Порой складывается впечатление, что Карл Аймермахер живет русской культурой и порождаемыми ею смыслами не как исследователь, преднамеренно погружающийся в изучаемый мир, дабы лучше его понять и объяснить, а если получится, то и где-то подправить, а как естественный ее носитель, как обладатель души, порожденной именно этой культурой. Немец с русской душой. Западный русист, не пытающийся перевести непереводимое, но изучающий другую культурную реальность из нее самой, на языке ее собственных кодов.
Карлу Аймермахеру – 80 лет. И на этот замечательный юбилей хочется пожелать ему – без преувеличения, патриарху современной западной русистики – новых творческих свершений, чтобы они, как и его прежние работы, помогали нам лучше понимать свою родную культуру, все ее оттенки и детали, с такой дотошностью выписываемые и объясняемые «из Германии туманной» нашим другом – Карлом Аймермахером.
Геннадий БОРДЮГОВ
К русскому изданию
У меня никогда не было намерения по собственной воле обращаться к своим возможным русским читателям. Однако сейчас я все-таки это делаю. Очевидно, что в этом – хотим мы того или нет – состоит парадокс нашей жизни и нашей профессии. У нас появляются стремления и желания, которые не сбываются или приводят нас совсем не в том направлении, которое мы наметили.

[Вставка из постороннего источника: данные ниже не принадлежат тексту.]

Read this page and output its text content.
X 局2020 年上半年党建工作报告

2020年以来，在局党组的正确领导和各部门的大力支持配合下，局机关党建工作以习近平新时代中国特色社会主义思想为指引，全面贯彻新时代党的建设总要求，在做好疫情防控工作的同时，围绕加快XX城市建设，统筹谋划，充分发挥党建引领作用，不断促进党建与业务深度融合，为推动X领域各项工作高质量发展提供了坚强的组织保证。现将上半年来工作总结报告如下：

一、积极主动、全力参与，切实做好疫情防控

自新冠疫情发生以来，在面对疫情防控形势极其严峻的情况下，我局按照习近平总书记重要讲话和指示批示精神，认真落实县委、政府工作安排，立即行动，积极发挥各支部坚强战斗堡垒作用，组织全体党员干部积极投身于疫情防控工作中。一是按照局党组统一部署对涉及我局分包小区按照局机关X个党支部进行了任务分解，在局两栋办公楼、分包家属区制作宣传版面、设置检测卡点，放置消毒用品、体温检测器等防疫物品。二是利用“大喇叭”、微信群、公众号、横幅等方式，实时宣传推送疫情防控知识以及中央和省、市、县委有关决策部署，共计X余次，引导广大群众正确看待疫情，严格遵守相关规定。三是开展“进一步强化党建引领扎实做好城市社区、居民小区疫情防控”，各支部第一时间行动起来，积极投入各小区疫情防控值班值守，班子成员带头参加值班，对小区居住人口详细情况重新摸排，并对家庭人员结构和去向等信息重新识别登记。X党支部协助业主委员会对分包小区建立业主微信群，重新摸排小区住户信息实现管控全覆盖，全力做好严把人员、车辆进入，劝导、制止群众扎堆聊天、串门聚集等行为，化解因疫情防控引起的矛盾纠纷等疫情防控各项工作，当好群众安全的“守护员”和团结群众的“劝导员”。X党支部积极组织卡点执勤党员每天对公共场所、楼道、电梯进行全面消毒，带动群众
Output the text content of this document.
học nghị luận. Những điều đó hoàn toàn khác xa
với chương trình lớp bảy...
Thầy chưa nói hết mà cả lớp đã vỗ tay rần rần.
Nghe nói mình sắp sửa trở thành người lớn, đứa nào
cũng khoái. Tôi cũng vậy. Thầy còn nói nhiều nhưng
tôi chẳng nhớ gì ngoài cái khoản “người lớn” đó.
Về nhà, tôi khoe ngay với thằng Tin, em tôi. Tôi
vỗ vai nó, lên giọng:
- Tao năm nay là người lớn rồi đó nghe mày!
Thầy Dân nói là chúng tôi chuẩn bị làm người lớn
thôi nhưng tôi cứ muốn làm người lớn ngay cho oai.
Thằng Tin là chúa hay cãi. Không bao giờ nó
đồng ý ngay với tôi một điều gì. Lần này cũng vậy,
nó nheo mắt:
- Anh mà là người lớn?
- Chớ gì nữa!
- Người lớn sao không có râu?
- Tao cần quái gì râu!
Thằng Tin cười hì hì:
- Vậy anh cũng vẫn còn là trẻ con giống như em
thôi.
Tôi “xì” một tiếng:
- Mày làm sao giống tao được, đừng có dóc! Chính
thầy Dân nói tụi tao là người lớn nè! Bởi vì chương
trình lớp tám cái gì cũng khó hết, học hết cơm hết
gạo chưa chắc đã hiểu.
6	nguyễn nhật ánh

Я, например, никогда не хотел защищать ни кандидатскую, ни докторскую диссертацию, но получилось по-другому. Затем я стал университетским преподавателем (что тоже не было моей целью), причем по специальности «литературоведение». Это парадоксально, поскольку все годы учебы я имел дело прежде всего с вопросами языкознания. И кто бы мог подумать, что когда-нибудь вместо классических проблем филологии я стану всё больше времени уделять вопросам теории познания. То же самое касается и искусства. Ни разу в жизни я не мог себе представить, что однажды – в новой «жизни» – я начну изучать искусство, а потом и сам займусь художественной деятельностью.
Но и в ходе моей научной деятельности имелось большое количество объектов исследования, которыми я ни в коем случае не стал бы заниматься, а впоследствии всё равно делал это, зачастую весьма интенсивно. Так, я с большим уважением (и даже страхом) относился к русской (славянской) глагольной системе, в то время как более простая область, скажем, морфологии прилагательных давалась мне легче. Тем не менее моя диссертация была посвящена проблемам русского глагола. Заметную тревогу я испытывал от необозримости литературных объединений начиная с конца XIX века в России / Советском Союзе (1895-1932). В дальнейшем же я изучал в первую очередь литературные объединения 1920-х годов с точки зрения их общественных концепций и культурно-политической актуальности. Примерно так обстояли дела и с целым комплексом проблем русско-немецких отношений в ХХ веке: этот обширный проект я поддержал, взяв на себя по просьбе Льва Копелева руководство исследованиями. К счастью, в том числе благодаря сотрудничеству с Геннадием Бордюговым и многими немецкими и русскими историками, эти масштабные начинания удалось осуществить.
Помимо этих скорее ненамеренных, но в конечном итоге успешно проведенных научных работ, были и многие другие, к которым я подходил без предварительных опасений и с большим интересом. В частности, мне бы хотелось назвать системные инициативы, направленные на то, чтобы совместить научные достижения ГДР и ФРГ после воссоединения Германии. Сюда же входят и изменения, вызванные перестройкой. Особый интерес представляли возможности научного сотрудничества между университетами и аспирантами Восточной и Западной Европы.
В ходе составления данного сборника у меня была свобода при выборе текстов и структуры. Для меня было важно продемонстрировать основные области моих интересов в наглядной подборке материалов.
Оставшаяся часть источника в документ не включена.